|Image from India Today|
“Between us and reality are our feelings.” Svetlana Alexievich
We won’t want to remember Phulmoni Dasi. She was a little girl of 10 when she was married to 30-year-old Hari Mohan Maiti. She died in the night of her marriage as her husband attained the bliss of orgasm which is a man’s right and privilege according to our great custom and tradition. Our glorified ancient culture which insisted that the wife’s virginity should be proved in the “first night” itself. The blood of her broken hymen should stain the bedsheet.
But the British government in India at that time did not accept that as any greatness. Hari Mohan was charged with “causing grievous hurt by act endangering life or personal safety of others” and was sentenced to 12 months of hard labour. Within 6 months of that incident, on 9 Jan 1891, the Viceroy of India, Lord Lansdowne presented a bill before the Council of India seeking to amend a relevant section of the Indian Penal Code. Consequently, sex with a girl under 12 became a crime.

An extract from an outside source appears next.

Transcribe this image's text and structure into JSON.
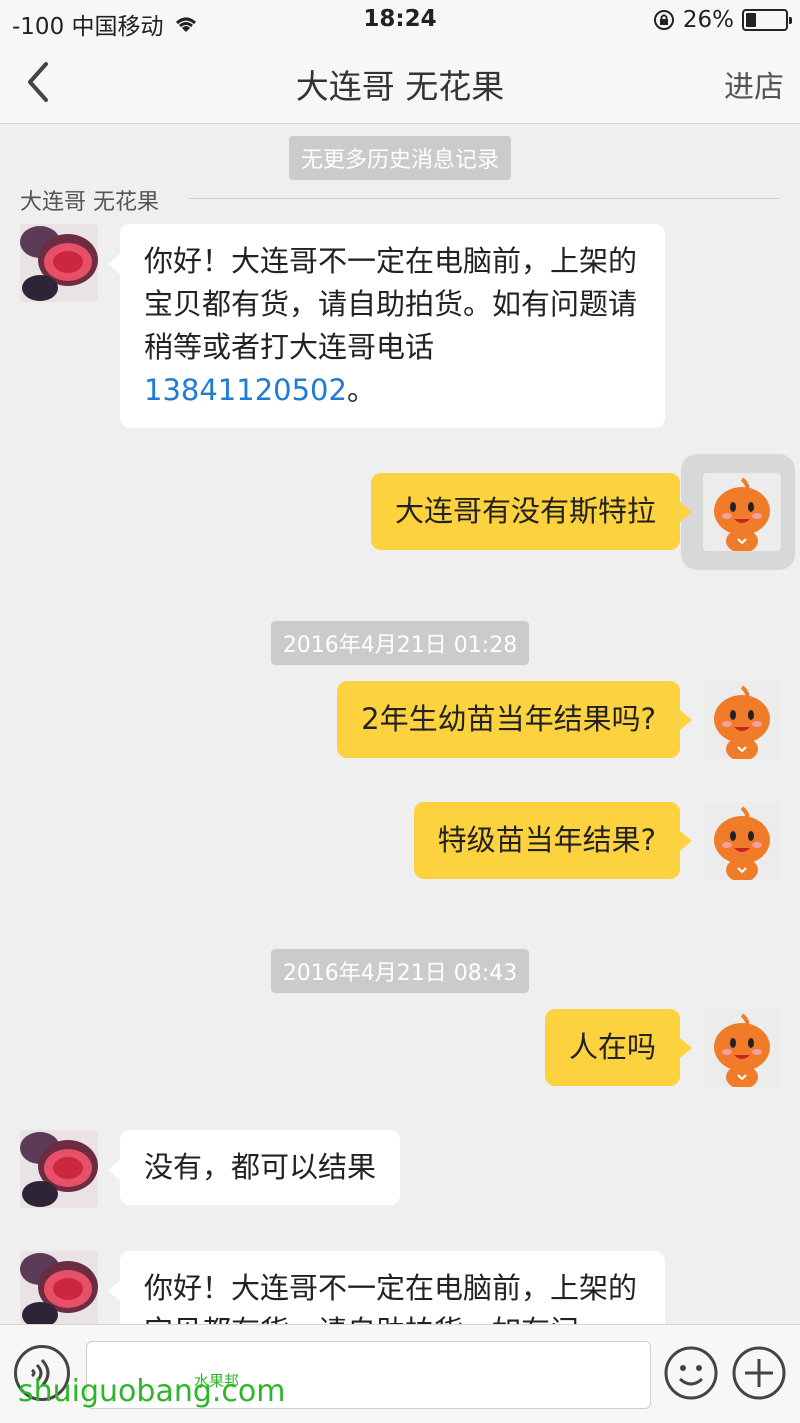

The guardians of the great Indian culture opposed the British attempt to save the Indian girl children from male brutality. Even someone of the stature of Bal Gangadhar Tilak opposed the reform Bill stating, “We would not like that the government should have anything to do with regulating our social customs or ways of living, even supposing that the act of government will be a very beneficial and suitable measure.” Many other eminent nationalists of the time vehemently opposed the Bill.
The British had brought in many reforms already in spite of objections from right wing Indian nationalists. Governor General William Bentinck made sati illegal in 1829. Lord Ellenborough enacted the Indian Slavery Act in 1843 making illegal many inhuman transactions related to slave trades. Yet the caste system continued to be in force in India in the name of culture and tradition. Slavery continued, in other words.

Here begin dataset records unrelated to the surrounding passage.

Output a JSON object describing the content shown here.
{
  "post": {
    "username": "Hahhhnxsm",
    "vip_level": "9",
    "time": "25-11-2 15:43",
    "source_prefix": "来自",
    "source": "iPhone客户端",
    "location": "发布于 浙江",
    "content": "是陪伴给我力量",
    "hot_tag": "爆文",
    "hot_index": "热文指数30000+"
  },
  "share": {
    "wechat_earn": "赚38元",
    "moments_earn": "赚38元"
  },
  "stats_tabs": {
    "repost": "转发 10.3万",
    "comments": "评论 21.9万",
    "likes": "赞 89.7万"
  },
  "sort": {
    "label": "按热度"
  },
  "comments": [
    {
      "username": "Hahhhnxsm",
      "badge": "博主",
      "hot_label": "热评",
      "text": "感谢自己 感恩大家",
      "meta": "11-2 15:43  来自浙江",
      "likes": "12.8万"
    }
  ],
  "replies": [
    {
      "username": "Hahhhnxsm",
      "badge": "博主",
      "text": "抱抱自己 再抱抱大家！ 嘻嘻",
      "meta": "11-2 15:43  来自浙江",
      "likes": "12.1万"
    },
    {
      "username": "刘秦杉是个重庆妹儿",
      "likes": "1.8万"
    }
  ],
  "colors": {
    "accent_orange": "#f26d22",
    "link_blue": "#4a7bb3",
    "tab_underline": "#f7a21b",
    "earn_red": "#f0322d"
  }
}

The Hindu Widows’ Remarriage Act of 1856 was drafted by Lord Dalhousie and passed by Lord Canning. Once again it was opposed by the Dharma Sabha, one of the many guardians of our ancient culture. This is the same organisation that tried to jettison the anti-sati act in the name of “the religious affairs of the indigenous people”. It is this subhuman organisation that eventually morphed into a “society in defence of Hindu way of life or culture” which then became a think-tank for RSS.
Between us and reality are our feelings.
The purpose of this post is not to show that the British were great and that Indian right-wing nationalists were all brutes. That would be putting our feelings between us and the reality, thus rendering us incapable of developing any proper historical sense.

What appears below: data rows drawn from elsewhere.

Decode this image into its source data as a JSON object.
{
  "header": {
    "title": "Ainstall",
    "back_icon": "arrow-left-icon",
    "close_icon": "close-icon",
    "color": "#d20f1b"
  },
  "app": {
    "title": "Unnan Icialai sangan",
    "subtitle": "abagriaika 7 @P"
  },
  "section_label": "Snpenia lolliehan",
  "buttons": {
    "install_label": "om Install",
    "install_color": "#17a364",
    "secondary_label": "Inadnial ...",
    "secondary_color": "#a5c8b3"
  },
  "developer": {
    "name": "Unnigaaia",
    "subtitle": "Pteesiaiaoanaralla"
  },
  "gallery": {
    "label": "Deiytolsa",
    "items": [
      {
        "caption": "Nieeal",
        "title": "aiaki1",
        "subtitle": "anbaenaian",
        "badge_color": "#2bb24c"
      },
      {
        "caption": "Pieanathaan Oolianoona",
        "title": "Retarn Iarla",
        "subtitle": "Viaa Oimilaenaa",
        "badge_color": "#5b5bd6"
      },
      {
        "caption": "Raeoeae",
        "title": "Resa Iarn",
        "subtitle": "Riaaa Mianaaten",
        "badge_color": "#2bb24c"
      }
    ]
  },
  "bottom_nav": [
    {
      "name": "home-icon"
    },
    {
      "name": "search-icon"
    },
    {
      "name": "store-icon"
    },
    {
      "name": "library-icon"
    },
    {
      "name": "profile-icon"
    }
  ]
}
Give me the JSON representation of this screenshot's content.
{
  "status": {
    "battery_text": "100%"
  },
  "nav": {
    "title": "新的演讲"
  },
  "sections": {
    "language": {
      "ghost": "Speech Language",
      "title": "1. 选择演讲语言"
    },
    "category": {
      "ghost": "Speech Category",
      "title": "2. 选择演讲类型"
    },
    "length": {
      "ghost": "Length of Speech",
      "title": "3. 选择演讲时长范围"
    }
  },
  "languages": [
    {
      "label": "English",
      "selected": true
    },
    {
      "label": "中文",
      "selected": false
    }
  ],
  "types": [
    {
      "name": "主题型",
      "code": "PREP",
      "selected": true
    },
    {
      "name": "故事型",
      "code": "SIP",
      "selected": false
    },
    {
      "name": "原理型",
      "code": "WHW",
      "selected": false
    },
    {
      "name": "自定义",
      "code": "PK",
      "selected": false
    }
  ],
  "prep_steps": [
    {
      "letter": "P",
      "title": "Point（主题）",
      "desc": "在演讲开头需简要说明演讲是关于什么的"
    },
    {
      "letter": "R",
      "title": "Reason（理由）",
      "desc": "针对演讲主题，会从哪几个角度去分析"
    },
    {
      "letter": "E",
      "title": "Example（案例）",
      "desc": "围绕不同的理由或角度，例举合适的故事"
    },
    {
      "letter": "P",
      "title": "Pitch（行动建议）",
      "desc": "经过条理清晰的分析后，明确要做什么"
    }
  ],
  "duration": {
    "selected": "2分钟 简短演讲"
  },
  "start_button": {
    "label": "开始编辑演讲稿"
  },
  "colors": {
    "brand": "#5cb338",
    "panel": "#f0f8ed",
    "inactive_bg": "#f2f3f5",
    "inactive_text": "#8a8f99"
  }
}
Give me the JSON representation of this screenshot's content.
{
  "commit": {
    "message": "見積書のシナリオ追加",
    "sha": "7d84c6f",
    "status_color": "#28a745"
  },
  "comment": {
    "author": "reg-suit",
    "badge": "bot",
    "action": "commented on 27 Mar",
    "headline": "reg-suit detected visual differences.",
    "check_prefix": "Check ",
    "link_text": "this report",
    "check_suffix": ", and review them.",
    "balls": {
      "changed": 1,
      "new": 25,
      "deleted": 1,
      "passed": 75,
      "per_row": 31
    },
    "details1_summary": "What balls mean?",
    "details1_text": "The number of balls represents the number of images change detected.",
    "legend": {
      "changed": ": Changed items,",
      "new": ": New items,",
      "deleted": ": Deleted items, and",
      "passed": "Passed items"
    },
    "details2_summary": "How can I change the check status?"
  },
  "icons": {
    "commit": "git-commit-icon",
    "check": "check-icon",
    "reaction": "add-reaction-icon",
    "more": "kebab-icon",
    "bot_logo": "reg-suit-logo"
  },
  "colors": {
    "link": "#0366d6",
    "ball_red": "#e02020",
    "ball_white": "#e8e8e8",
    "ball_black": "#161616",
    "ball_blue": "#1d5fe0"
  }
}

The purpose of this post is to show that our culture and traditions had too much savagery in them. Today when some of our leaders are hellbent on glorifying all that and vilifying everything that came from outside, it is important to sit back and look at their claims without bringing our feelings between us and the reality.
Feelings obfuscate. Nationalism is all about feelings. Genuine heroism is not at all about feelings.
India had her greatness, undoubtedly. Let us celebrate the greatness if we want (though resting on ancient laurels is one of the inanest things anyone can do). That celebration does not require the vilification of anyone at all, especially in the name of religions and gods. If anything great was achieved, it was achieved not by any god or religion but by some noble people who refused to put their feelings between them and the reality. They saw the reality clearly.
If only we could achieve a fraction of the clarity of their vision!